If men envisaged truth as a whole there could be no difference of opinion between those who were honest and sincere. We see a part of the truth and become partisans of that fragment of which we are cognizant. In no field of human endeavor has this been more true than in theology, the science that undertakes to formulate religious truth.

In our day, as in the days of Copernicus, those who speak in the name of Christ are quick to invoke the civil power in the endeavor to enforce their conceptions of truth. No contrast could be greater than that between the methods of reformers of this type and those of the Master in Whose name they speak. He lived and taught in a small state in a half-barbarous age. Yet what He taught and the method of His teaching are true for all time and for all places. In His day, as in ours, war, slavery, drunkenness were terrible evils. He undertook no crusade against them. He made no effort to invoke the civil

power to compel obedience to His views. But He taught that love of God and of man which, if it enters into the hearts of men, makes war, and slavery, and drunkenness to cease. And it is the only power that can. He saw truth in the large, we see it in part.

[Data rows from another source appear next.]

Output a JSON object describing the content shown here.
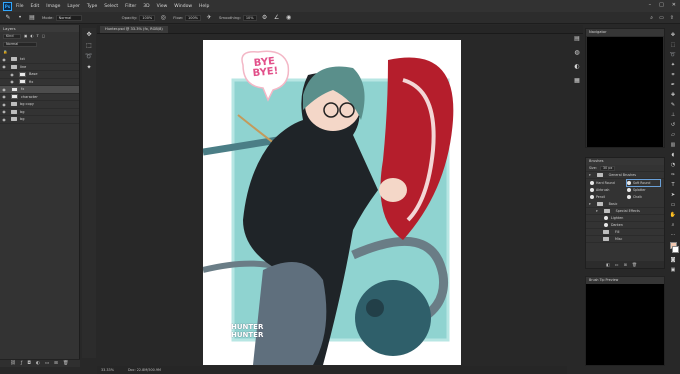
{
  "menubar": {
    "logo": "Ps",
    "items": [
      "File",
      "Edit",
      "Image",
      "Layer",
      "Type",
      "Select",
      "Filter",
      "3D",
      "View",
      "Window",
      "Help"
    ],
    "controls": [
      "–",
      "□",
      "✕"
    ]
  },
  "options": {
    "mode_label": "Mode:",
    "mode_value": "Normal",
    "opacity_label": "Opacity:",
    "opacity_value": "100%",
    "flow_label": "Flow:",
    "flow_value": "100%",
    "smoothing_label": "Smoothing:",
    "smoothing_value": "10%"
  },
  "layers": {
    "title": "Layers",
    "kind_label": "Kind",
    "blend_mode": "Normal",
    "rows": [
      {
        "name": "txt",
        "type": "folder",
        "selected": false
      },
      {
        "name": "line",
        "type": "folder",
        "selected": false
      },
      {
        "name": "Base",
        "type": "layer",
        "selected": false
      },
      {
        "name": "fix",
        "type": "layer",
        "selected": false
      },
      {
        "name": "fx",
        "type": "layer",
        "selected": true
      },
      {
        "name": "character",
        "type": "layer",
        "selected": false
      },
      {
        "name": "bg copy",
        "type": "folder",
        "selected": false
      },
      {
        "name": "bg",
        "type": "folder",
        "selected": false
      },
      {
        "name": "bg",
        "type": "folder",
        "selected": false
      }
    ],
    "footer_icons": [
      "link-icon",
      "fx-icon",
      "mask-icon",
      "adjustment-icon",
      "folder-icon",
      "new-layer-icon",
      "trash-icon"
    ]
  },
  "document": {
    "tab_label": "Hunter.psd @ 33.3% (fx, RGB/8)",
    "bye_text": "BYE BYE!",
    "signature": "HUNTER\nHUNTER"
  },
  "statusbar": {
    "zoom": "33.33%",
    "doc_size": "Doc: 22.8M/500.9M"
  },
  "navigator": {
    "title": "Navigator"
  },
  "brushes": {
    "title": "Brushes",
    "size_label": "Size:",
    "size_value": "30 px",
    "groups": [
      "General Brushes",
      "Dry Media Brushes"
    ],
    "items": [
      "Hard Round",
      "Soft Round",
      "Airbrush",
      "Splatter",
      "Pencil",
      "Chalk"
    ],
    "folders": [
      "Basic",
      "Special Effects"
    ],
    "subfolders": [
      "Lighten",
      "Darken",
      "Fill"
    ],
    "last_label": "Misc"
  },
  "bottom_panel": {
    "title": "Brush Tip Preview"
  }
}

To-day human thinking, in its conception of the relations and reactions of the forces of the universe, has gone far beyond that of Copernicus and of his contemporaries. It has come not only to gauge the mechanical forces under which the earth and the planets move but also to see dimly that what we call gravitation, and light, and electricity, and magnetism, are not separate and distinct forces, but that they are different manifestations of that infinite force which moves and animates the universe. And we also, as human beings, cannot doubt, as we apprehend more and more of these relations, that all these forms of activity are part of that same infinite and eternal energy in which we ourselves live and move and have our being. In the presence of such a conception of the universe, fragmentary as it may be, tolerance and patience become us best; and, most of all, the intellectual morality that comes only through faithful study.